Karl Malone on roof of Notre Dame Stadium with one of the height mics for NBC Sports Group’s Dolby Atmos audio

What set this event apart was that NBC Sports was able to deploy the entire sound-capture array itself. “At the Olympics,” Malone explains, “we don’t have complete control over where the microphones are placed; we’re essentially [taking] splits from the host broadcaster. The Notre Dame games are completely our own sound design and workflow.”

NEP’s ND6 mobile production unit, which has been used for the past two seasons of the Notre Dame 4K HDR broadcasts, was outfitted with four overhead speakers to accommodate the 5.1+4 Atmos mix, along with a Dolby DP570 processor to emulate 5.1 and stereo downmixes.

“We are testing Atmos upmixing also,” Malone adds. “We are upmixing our 5.1 edit content in the truck to 5.1.4 as well as commercials, so the experience is continually immersive.”

Noting that the NBC/DirecTV broadcast was the first live U.S.-based major sports event in Dolby Atmos, Dolby Senior Director, Pro Products and Solutions, Jean-Christophe Morizur, says, “Dolby Atmos enhances the viewing experience with powerful moving audio that flows above and around you. From the comfort of their home, Dolby Atmos will bring football fans closer to the action as if they are sitting in the stadium.”

Atmos in Action at Notre Dame
Pulling in audio sources from a pair of parabolic mics on the sidelines and from a mix on the SkyCam (college leagues do not allow players to be miked, which Malone laments as “the missing link”) and working at a Calrec Artemis console, A1 Doug Deems and his crew placed the close-in crowd in the 5.1 plane of the mix, with the front and back channels filled with near-crowd sounds of cheering and clapping effects; the ceiling speaker array was split between the Notre Dame side of the stands on the left and the visitor’s side on the right, picked up by pairs of Audio-Technica BP4029 stereo shotguns that provided a discrete height effect. Two pairs of omnidirectional “spot” microphones capture the home and visitor’s bands, letting both be heard in stereo on their respective sides of the height plane.

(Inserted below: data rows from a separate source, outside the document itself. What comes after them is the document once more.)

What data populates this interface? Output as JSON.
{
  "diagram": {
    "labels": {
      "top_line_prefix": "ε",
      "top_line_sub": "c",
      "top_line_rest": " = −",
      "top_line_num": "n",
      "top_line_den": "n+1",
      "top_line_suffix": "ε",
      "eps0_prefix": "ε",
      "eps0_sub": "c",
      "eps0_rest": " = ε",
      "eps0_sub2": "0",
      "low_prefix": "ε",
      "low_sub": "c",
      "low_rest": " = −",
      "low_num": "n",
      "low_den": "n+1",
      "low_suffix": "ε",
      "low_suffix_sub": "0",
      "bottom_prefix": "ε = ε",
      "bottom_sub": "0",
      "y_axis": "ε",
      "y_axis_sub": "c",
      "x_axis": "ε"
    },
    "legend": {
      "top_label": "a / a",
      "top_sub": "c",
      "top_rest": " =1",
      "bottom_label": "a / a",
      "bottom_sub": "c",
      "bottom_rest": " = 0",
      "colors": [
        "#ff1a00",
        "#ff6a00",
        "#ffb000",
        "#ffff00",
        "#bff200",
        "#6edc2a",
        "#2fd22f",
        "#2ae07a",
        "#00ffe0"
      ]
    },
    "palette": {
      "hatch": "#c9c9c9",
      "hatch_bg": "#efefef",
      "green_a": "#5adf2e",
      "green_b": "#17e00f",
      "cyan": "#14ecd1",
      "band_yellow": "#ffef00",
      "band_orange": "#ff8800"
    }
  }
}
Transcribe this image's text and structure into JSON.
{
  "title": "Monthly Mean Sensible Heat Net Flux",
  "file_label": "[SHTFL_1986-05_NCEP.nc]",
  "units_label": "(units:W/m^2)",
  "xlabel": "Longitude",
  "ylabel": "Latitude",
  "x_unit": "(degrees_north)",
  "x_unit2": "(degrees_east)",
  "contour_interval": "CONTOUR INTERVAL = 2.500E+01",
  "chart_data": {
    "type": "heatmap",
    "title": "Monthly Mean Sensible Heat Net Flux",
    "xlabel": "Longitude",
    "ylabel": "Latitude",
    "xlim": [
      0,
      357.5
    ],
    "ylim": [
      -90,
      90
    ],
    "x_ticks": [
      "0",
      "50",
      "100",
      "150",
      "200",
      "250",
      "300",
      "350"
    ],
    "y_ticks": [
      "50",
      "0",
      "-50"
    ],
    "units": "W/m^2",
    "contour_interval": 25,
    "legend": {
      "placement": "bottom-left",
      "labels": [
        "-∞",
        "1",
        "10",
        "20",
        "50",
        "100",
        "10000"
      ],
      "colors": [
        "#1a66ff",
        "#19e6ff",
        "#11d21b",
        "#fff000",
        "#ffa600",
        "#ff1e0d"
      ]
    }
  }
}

“You’re hearing the general near-crowd noise all around you, and the stadium-wide crowd ambience above you, which really opens that plane up nicely to the roof, in a dome above your head,” Malone says. “You’re getting the [military] flyovers really flying over you. We’re able to place things in positions we never could before. The listener is now really able to differentiate specific elements in the mix.”

Doug Deems, NBC’s A1 on the Notre Dame 4K HDR/Atmos broadcasts, at the Calrec Artemis console aboard NEP’s ND6 unit in South Bend, IN

The audio is being sent as PCM audio to Englewood Cliffs, NJ, where it’s encoded into the Atmos format through a Dolby DP591 encoder, which can be monitored at the truck through a DP590 emulation processor.

Each week brings a few new tweaks to the mixing strategy. For instance, says Malone, during the second game, more band audio was added after touchdowns. “Then we hear the crowd reacting to both the touchdown and the band. It really puts you in there.”

He notes that Atmos is ready for prime time. “We don’t feel like we’re testing it anymore. Immersive audio won’t necessarily be right for every sport,” he adds, “but, for the ones that it is a good match for, like football, the impact will be incredible.”